Hort took a sip of wine. “The same man who taught me about
honne
and
tatemae
. A half-Japanese former soldier gone freelance, named Rain. John Rain.”

“The bartender in Jacó mentioned a guy named Rain. Said he knew him in Vietnam. Called him ‘death personified.’”

Hort nodded, and for a moment his thoughts seemed far away. “I’d say that’s an apt description.”

“You want me to track this guy down. And Dox.”
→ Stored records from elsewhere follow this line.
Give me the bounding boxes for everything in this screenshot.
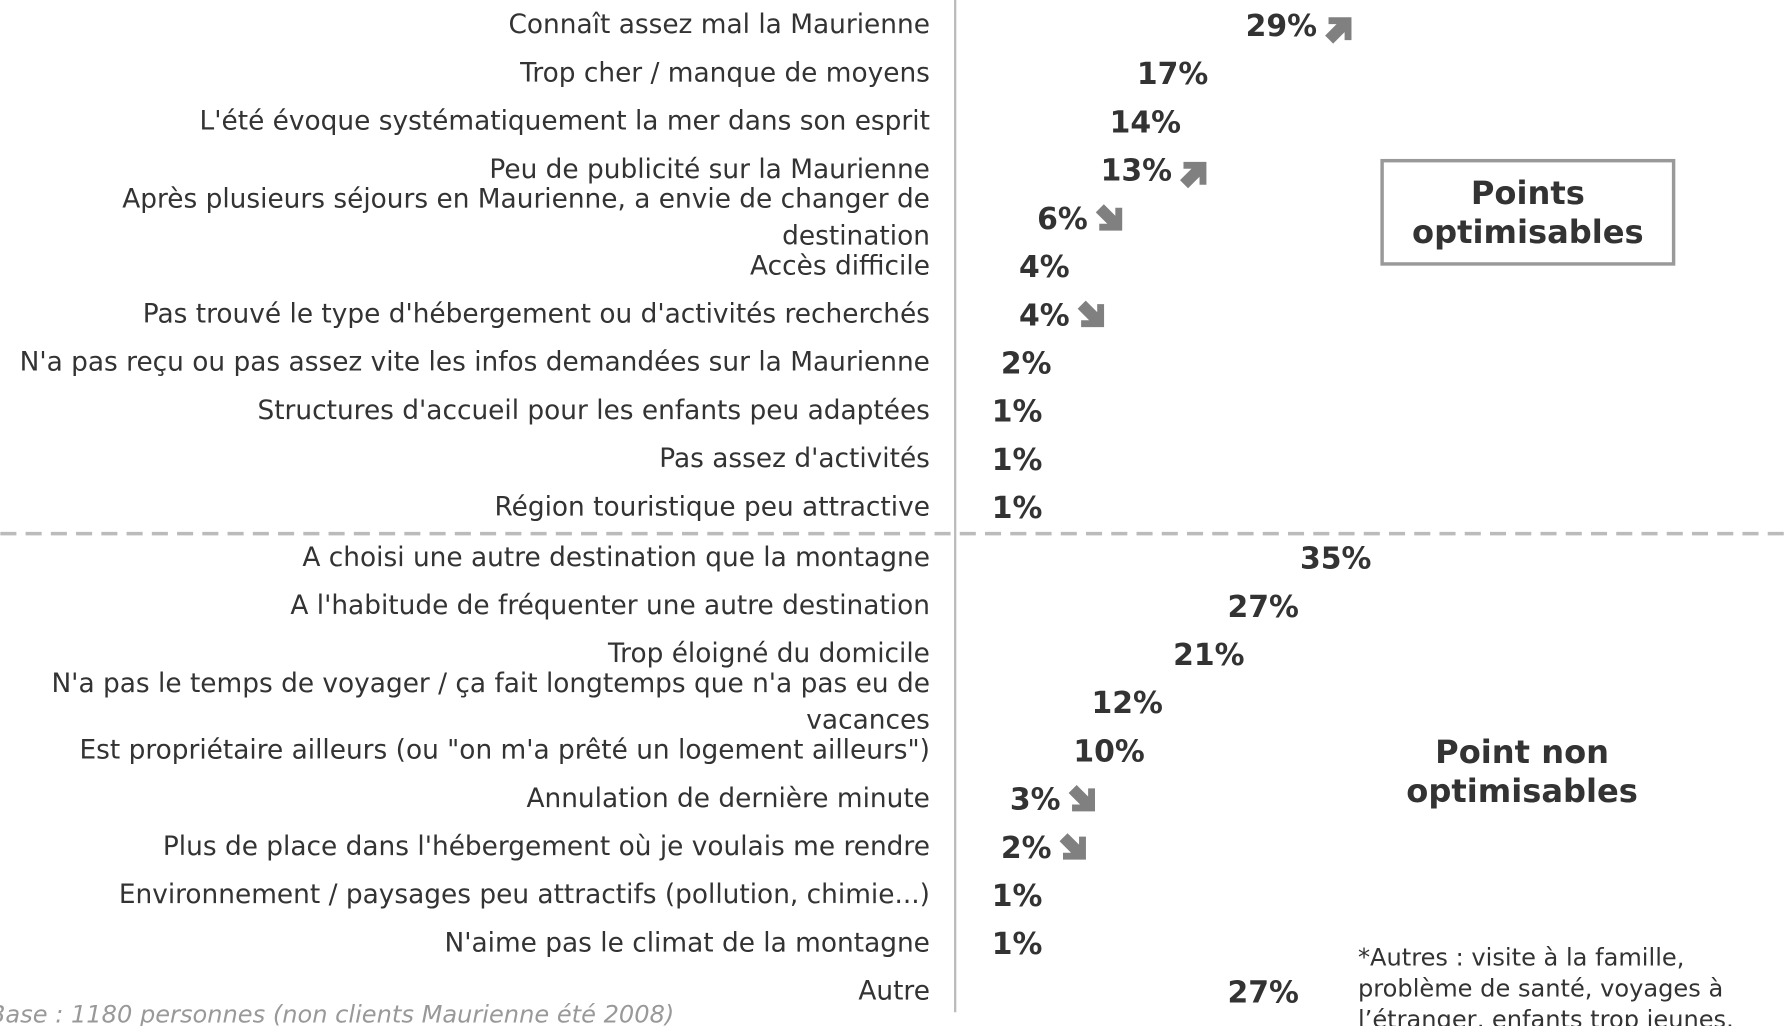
bar [975, 688, 1085, 717]
annotation: Points optimisables [1412, 174, 1644, 251]
trend-arrow [1180, 161, 1207, 189]
value-label: 12% [1092, 686, 1163, 721]
bar [975, 107, 1103, 136]
bar [975, 929, 985, 958]
category-label: Annulation de dernière minute [526, 783, 929, 813]
bar [975, 156, 1094, 184]
category-label: L'été évoque systématiquement la mer dan… [200, 106, 930, 136]
bar [975, 640, 1167, 668]
category-label: Connaît assez mal la Maurienne [508, 10, 929, 40]
category-label: Après plusieurs séjours en Maurienne, a … [122, 184, 930, 251]
bar [975, 59, 1130, 88]
bar [975, 784, 1004, 813]
value-label: 35% [1300, 542, 1371, 577]
bar [975, 252, 1013, 281]
value-label: 2% [1001, 831, 1052, 866]
category-label: A choisi une autre destination que la mo… [302, 542, 930, 572]
bar [975, 543, 1294, 572]
value-label: 29% [1246, 9, 1317, 44]
bar [975, 300, 1013, 329]
value-label: 17% [1137, 57, 1208, 92]
trend-arrow [1068, 784, 1096, 812]
category-label: Est propriétaire ailleurs (ou "on m'a pr… [79, 735, 929, 765]
bar [975, 493, 985, 522]
value-label: 13% [1101, 154, 1172, 189]
bar [975, 592, 1221, 620]
value-label: 4% [1019, 250, 1070, 285]
value-label: 6% [1037, 202, 1088, 237]
trend-arrow-shape [1077, 300, 1105, 328]
value-label: 1% [992, 927, 1043, 962]
footnote: *Autres : visite à la famille, problème d… [1358, 943, 1734, 1026]
value-label: 1% [992, 395, 1043, 430]
trend-arrow-shape [1095, 204, 1123, 231]
value-label: 27% [1228, 590, 1299, 625]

“They’re the ones who took down Hilger’s operation.”

“This is retaliation?”

“Hell, no. It was unfortunate, but it wasn’t personal. Hilger got in Rain’s and Dox’s business, which even for a man as effective as Hilger turned out not to be a very smart thing to do. No, I want them on our side. I want to make them an offer. But I have to find them first. Sounds like maybe you already have one lead, this bartender in Jacó.”

So this was what all the praise had been about. All the grooming. To entice him. To make him want to be complicit.

“Hort … part of me, I’m honored. But I can’t work for this thing you call the oligarchy.”

Hort took a swallow of wine. “You’ve been working for it. You just didn’t know it.”

“I … whatever you want to call it. I don’t want to be part of it.”